BRIGHTON, Colo. -- New technology underneath our feet could help save lives. Four years after a woman survived a terrible car accident, her story is helping kick-start Colorado’s plans to make our roads smarter and safer.
Kristin Hopkins can't remember much of the six days she spent without food or water. She was stuck inside her crashed car, down the side of Red Hill Pass off Highway 285.
"My feet were purple. That's all and then they felt weird and that's all I knew," said Hopkins. "Someone was going to find me. I prayed. Someone was gonna find me. When I first came to my sense, it was 'I gotta pick up my kids.'"
That was four years ago. A couple driving by spotted her car and went to get help.
"When they were going to smash the window, I put my hand up and they realized, oh she's not dead."
She woke up in a hospital and got the news. Her life would never be the same: both her legs just below the knee had to be amputated. It's been a long journey, but she's learned to walk, run and even competes in mud runs wearing her prosthetics.

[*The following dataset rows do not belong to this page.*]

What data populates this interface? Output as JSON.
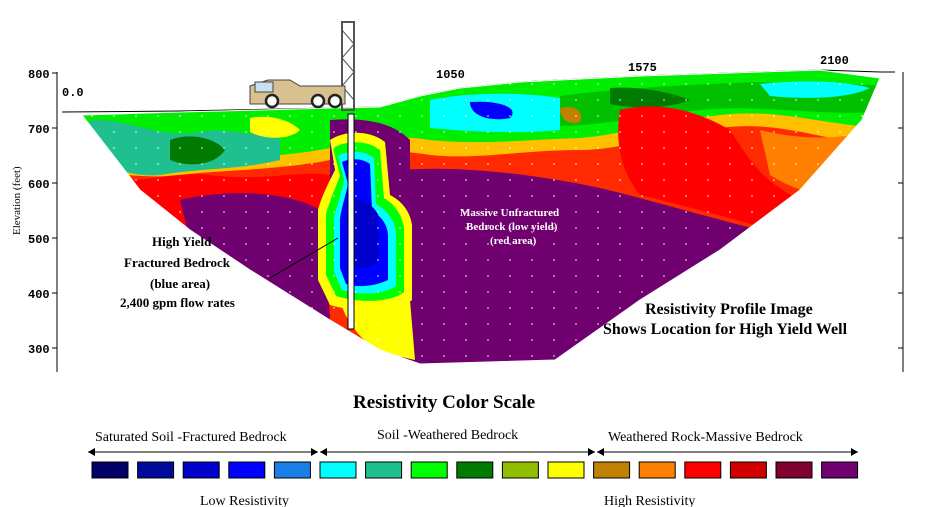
{
  "profile": {
    "station_labels": [
      "0.0",
      "1050",
      "1575",
      "2100"
    ],
    "elevation_ticks": [
      "800",
      "700",
      "600",
      "500",
      "400",
      "300"
    ],
    "y_axis_label": "Elevation (feet)",
    "blue_annotation": [
      "High Yield",
      "Fractured Bedrock",
      "(blue area)",
      "2,400 gpm flow rates"
    ],
    "red_annotation": [
      "Massive Unfractured",
      "Bedrock (low yield)",
      "(red area)"
    ],
    "caption": [
      "Resistivity Profile Image",
      "Shows Location for High Yield Well"
    ]
  },
  "scale": {
    "title": "Resistivity Color Scale",
    "categories": [
      "Saturated Soil -Fractured Bedrock",
      "Soil -Weathered Bedrock",
      "Weathered Rock-Massive Bedrock"
    ],
    "swatches": [
      "#000066",
      "#000a9a",
      "#0000cc",
      "#0000ff",
      "#1a7fe6",
      "#00ffff",
      "#1fbf8f",
      "#00ff00",
      "#007a00",
      "#8fbf00",
      "#ffff00",
      "#c08000",
      "#ff8000",
      "#ff0000",
      "#d00000",
      "#800030",
      "#700070"
    ],
    "low_label": "Low Resistivity",
    "high_label": "High Resistivity"
  }
}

"I am so lucky. You know, there are people out there that are so much worse off than I am and they are smiling every day," said Hopkins.
Her story doesn't end there. While it's certainly inspirational, it's actually pushing the state of Colorado to do something about it, and it all starts on Brighton Boulevard with a small test that CDOT is planning for this summer, before a full scale test on Red Hill Pass next winter.
Tim Sylvester, head of Integrated Roadways, created something called “smart pavement”: sensors underground will detect accidents leaving the roadway and notify emergency responders.
"In a lot of ways this is kind of a hidden technology like the wires in your wall," said Sylvester.
For Hopkins, her near death experience is now spurring life-saving innovation.
"Technology is amazing and if they can do things like this and help save people, then that's amazing," said Hopkins.